Sodaß sehr begründet die Geschichte wenig von Zeiten der Elenden hören läßt, in denen ganze Völker ins Vergessen abgesunken sind (oder sich nie zur Geschichte erhoben haben), eben weil es ihnen an der Wertschätzung der Dinge, und damit an der richtigen Armut fehlte. Manchmal und nicht selten sogar gerade dort, wo sich Völker in Krieg und Eroberung gar große "Reiche und Reichtümer" angeeignet hatten. Denen aber jenes Fundament fehlte, das ein Gut überhaupt erst mit Bestand durchtränkt.

Das ist das wahre Geheimnis der weltdurchwirkenden Kraft des christlichen Abendlandes. Und das ist seine Unterscheidung von nahezu der gesamten übrigen Welt. Es würde von seiner geistigen Kraft her sogar noch für die Durchwirkung jedes politischen kontinentalen Programms reichen.  Nicht aus Nützlichkeit, sondern aus dem Wissen um das, was Kultur überhaupt wirkt.

Aber müßte man nicht schon sagen: das war sie? Wie viele reden von Elend, und nennen es Armut?

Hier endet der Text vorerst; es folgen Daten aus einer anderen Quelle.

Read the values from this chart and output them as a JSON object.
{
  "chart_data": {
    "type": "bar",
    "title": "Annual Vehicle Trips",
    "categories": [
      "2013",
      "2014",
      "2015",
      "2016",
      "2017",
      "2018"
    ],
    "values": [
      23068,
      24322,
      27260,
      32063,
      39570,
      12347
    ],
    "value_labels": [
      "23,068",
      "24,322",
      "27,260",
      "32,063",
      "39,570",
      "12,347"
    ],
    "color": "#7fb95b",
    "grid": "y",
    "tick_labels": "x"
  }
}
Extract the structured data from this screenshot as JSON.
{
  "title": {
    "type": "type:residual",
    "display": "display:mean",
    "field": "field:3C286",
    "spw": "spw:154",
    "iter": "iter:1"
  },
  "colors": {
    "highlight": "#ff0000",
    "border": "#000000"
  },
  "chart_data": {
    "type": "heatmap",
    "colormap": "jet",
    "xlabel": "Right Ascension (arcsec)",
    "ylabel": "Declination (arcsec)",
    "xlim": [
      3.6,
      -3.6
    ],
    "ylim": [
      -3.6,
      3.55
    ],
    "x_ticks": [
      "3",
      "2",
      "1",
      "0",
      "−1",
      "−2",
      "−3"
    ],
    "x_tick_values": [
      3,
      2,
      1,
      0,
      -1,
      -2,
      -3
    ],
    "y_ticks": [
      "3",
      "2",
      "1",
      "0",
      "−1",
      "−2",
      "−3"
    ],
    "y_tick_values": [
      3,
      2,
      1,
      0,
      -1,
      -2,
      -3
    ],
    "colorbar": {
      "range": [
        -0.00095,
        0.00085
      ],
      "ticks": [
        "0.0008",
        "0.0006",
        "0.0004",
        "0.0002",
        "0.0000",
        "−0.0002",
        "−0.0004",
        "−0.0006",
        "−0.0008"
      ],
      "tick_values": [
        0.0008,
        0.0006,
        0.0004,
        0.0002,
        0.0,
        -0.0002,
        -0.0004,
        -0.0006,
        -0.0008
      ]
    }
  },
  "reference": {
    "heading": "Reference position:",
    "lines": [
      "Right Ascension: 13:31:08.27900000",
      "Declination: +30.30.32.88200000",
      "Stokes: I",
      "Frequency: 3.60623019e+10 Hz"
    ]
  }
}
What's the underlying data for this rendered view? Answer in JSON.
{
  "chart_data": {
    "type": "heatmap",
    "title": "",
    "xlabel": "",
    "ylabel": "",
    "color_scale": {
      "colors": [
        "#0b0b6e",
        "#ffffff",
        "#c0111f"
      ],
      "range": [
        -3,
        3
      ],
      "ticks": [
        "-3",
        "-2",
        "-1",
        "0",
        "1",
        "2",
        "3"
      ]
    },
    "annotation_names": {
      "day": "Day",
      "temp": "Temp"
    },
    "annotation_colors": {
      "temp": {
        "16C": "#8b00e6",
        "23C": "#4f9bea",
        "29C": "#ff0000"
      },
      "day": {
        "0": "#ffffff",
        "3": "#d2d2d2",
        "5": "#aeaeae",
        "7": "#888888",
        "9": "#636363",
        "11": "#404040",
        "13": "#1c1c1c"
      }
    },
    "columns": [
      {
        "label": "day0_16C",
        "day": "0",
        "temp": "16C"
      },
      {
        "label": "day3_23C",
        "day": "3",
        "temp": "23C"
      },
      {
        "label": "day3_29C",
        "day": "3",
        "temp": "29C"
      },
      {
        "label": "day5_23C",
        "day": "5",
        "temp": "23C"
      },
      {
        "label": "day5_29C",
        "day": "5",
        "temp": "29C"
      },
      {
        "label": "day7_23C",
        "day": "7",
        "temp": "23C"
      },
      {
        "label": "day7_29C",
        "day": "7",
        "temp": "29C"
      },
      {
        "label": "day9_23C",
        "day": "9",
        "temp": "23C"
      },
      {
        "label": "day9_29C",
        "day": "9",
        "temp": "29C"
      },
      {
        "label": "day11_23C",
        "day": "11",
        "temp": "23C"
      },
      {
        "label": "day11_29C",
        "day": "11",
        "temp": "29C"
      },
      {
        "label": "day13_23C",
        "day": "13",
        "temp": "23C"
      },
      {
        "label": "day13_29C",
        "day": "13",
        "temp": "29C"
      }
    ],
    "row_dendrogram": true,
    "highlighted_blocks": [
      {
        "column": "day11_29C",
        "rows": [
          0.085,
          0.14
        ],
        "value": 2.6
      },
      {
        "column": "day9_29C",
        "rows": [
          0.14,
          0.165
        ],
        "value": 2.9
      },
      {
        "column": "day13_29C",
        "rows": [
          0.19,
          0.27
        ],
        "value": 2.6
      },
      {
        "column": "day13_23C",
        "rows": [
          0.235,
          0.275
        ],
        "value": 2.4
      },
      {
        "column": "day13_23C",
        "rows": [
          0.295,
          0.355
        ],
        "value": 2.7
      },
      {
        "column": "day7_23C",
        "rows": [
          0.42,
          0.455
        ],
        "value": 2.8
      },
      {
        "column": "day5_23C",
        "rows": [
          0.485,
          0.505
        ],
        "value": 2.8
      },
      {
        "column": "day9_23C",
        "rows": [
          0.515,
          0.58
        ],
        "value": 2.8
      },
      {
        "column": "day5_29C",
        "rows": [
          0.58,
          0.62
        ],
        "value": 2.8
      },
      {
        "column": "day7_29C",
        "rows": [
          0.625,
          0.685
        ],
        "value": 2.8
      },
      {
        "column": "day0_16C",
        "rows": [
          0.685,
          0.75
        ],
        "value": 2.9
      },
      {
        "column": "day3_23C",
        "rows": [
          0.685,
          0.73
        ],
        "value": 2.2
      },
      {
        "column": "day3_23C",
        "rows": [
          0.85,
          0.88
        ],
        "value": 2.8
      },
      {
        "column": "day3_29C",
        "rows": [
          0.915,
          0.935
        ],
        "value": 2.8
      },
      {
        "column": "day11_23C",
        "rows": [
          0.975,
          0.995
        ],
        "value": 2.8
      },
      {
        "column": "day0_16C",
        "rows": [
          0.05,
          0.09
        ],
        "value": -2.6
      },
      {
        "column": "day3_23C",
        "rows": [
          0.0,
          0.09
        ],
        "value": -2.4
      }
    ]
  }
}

Wie viele mittlerweile, bis und vor allem in höchste und allerhöchste Positionen, haben keinen blassen Dunst von Armut, obwohl sie scheinbar daraus herstammen, ja dieses der Begriffsverwirrung entstammende Äußerliche als Ausweis vorgeben, aber - in Wahrheit nur dem Elend nie entwichen sind?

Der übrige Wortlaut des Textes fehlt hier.